Tomorrow’s Referendum
This referendum’s significance for the future trajectory of the country has not been lost on me, or on many fellow campaigners – on both sides. Whether we vote Yes or No, Ireland will change forever.
Many on the Yes side have attempted to present this referendum as being a strike of the people against the system. That if we vote Yes we will be somehow asserting ourselves against some sort of all-powerful beast. Yet this could not be further from the truth.
Over the last few weeks I have had the pleasure of meeting the people canvassing for the No side. They aren’t the caricatured Catholic fundamentalist, women-haters which the Yes side so often paint them as. They are truly salt of the earth, ordinary, decent people. They are deeply committed to the cause of saving lives.

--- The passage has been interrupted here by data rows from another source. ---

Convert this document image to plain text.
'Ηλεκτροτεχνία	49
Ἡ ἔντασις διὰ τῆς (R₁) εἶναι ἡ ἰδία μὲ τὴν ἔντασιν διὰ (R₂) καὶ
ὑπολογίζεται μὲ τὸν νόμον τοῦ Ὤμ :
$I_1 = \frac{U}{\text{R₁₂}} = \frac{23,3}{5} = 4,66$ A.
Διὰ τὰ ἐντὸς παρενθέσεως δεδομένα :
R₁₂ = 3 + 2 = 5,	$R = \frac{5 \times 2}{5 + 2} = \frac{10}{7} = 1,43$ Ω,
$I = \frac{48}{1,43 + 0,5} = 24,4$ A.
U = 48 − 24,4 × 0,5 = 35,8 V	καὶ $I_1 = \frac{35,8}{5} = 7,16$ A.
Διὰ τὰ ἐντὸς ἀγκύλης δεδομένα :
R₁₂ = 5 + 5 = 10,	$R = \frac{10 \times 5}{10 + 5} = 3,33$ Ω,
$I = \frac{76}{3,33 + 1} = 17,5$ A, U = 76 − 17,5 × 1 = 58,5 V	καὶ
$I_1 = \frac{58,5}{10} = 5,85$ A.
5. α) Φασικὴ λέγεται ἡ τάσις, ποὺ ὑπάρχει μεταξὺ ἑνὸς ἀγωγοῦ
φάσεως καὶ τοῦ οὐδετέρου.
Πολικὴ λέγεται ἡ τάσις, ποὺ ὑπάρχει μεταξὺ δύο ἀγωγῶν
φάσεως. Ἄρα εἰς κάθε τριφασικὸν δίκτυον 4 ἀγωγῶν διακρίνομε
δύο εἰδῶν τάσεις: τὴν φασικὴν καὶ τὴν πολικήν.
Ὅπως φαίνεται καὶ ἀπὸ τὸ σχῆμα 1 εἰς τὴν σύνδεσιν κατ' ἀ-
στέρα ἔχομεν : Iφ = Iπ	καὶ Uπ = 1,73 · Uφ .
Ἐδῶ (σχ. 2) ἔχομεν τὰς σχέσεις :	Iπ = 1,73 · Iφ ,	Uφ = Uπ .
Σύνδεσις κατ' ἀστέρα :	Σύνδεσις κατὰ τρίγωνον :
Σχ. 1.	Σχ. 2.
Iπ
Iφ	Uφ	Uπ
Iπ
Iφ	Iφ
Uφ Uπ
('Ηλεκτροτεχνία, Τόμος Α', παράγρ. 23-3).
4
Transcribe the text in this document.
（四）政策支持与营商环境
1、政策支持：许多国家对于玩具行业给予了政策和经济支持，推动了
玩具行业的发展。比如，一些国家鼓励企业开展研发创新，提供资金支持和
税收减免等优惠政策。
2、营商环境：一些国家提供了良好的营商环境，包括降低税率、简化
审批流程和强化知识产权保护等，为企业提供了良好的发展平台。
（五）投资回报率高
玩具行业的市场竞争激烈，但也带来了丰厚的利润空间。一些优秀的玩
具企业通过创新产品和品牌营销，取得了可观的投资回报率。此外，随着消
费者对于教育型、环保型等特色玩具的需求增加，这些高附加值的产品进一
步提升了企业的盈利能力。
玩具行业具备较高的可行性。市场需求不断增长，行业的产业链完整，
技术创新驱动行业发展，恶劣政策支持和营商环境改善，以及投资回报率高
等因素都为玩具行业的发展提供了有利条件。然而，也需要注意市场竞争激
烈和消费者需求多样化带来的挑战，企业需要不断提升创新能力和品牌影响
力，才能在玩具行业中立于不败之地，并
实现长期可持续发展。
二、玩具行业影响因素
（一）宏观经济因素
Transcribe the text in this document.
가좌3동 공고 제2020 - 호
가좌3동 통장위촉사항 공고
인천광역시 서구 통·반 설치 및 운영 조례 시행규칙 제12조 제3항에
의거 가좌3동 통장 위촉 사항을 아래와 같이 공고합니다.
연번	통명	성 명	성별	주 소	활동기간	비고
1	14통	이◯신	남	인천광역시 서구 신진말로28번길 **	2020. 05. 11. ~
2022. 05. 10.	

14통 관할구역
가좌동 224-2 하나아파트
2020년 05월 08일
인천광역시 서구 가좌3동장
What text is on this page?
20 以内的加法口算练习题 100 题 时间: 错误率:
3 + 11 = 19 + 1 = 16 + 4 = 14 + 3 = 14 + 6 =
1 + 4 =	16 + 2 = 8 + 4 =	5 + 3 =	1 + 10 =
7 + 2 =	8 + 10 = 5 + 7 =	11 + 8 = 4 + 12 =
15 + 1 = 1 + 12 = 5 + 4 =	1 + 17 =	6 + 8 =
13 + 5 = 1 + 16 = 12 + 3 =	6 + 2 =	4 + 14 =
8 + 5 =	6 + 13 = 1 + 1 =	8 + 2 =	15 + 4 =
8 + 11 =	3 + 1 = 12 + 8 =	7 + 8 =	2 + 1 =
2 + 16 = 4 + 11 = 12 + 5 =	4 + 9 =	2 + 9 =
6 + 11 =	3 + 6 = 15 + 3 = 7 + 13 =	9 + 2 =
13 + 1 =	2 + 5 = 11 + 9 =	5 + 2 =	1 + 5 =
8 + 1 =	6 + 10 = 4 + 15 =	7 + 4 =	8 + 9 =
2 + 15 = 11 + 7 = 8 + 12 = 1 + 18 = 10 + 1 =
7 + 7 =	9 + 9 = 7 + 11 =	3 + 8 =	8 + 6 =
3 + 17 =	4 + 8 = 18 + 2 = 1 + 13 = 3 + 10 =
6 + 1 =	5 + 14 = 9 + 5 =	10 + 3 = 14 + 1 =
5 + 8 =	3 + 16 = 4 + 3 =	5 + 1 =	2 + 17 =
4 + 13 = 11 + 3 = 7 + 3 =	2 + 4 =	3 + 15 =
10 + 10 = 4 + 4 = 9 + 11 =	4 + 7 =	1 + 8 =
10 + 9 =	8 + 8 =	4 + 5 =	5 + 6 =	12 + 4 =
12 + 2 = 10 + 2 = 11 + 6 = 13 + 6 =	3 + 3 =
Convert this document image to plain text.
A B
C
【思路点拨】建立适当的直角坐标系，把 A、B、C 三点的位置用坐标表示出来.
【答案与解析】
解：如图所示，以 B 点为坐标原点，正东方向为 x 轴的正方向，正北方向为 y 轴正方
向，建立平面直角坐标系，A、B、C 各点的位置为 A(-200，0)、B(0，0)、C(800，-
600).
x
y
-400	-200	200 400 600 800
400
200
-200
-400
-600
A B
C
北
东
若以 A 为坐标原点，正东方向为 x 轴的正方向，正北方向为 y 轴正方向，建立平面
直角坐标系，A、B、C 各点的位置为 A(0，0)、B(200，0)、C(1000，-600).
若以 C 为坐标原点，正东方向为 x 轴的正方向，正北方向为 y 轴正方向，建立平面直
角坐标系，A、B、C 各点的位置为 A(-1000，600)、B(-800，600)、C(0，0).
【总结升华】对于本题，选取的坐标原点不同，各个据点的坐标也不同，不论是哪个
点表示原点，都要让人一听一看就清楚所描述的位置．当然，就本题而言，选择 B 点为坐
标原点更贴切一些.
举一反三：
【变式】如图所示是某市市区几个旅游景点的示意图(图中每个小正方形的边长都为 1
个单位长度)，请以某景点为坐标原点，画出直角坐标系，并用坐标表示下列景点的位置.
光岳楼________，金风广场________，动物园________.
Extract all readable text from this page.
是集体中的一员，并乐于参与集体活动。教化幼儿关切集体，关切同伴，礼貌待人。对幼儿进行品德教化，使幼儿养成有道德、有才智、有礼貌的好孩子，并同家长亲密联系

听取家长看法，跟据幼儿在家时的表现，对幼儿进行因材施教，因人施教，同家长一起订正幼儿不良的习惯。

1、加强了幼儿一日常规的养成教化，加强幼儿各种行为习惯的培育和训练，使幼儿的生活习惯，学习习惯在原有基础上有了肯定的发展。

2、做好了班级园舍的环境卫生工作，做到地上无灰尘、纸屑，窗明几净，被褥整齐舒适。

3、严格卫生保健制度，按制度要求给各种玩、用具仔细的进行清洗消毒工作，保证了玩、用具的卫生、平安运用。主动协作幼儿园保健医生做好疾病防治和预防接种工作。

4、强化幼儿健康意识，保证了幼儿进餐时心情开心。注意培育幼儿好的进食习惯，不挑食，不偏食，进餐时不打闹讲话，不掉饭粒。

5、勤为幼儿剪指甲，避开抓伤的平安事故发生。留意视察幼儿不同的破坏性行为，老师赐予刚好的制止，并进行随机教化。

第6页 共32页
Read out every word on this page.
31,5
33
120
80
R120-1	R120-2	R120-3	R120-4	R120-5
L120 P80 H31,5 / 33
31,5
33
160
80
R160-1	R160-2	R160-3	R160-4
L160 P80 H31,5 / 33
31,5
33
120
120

Many have made sacrifices, both of their own time and in their relationships with others, due to their fighting for the cause of Life. But it is a noble cause, and their only regret is that they couldn’t do more.
As we come closer and closer to tomorrow’s referendum, I am inclined to reflect upon the good work we have all done and I congratulate the many hundreds of willing volunteers across our great country. I am confident their sacrifices and efforts will not be in vain.
We have truly been engaged in a struggle like no other. As this isn’t merely another election or bread and circuses referendum. This is a referendum on the very survival of our Irish nation. Whether we choose life or death. We are faced by the ‘two roads diverged’ as Robert Frost famously put it. One leads to an Ireland which without doubt will adopt a UK-style abortion regime, one in which the individual is paramount and concepts such as the family or the community are viewed with scorn as being archaic and outdated concepts.
The other available road is one in where we choose life over death. If we follow this road Ireland will strike a blow not only for our own unborn generations, but also for international human rights. A No vote will be a wake-up call to the rest of the world, and will hopefully ignite the spark of a re-evaluation over the terrible realities of abortion. We will have taken a stand against the combined power of the political parties, the media, the government, the so-called elites in Irish society. A No vote will truly have been a revolt of the ordinary people.
A lot of bluster has been made during this referendum about ‘choice’. But the real choice we are faced with now is the one I have outlined above. How we treat the most vulnerable in society is surely the mark of a nation’s worth. The most vulnerable in Ireland today is the unborn child, she frequently has her very humanity discarded and has no voice of her own.
On Friday I will be placing my vote for No. I will be voting to defend human rights. I will be voting against the defeatist and glib view of humanity being espoused by an equally negative government. I will be voting for the national survival of my country. I will be voting for Life.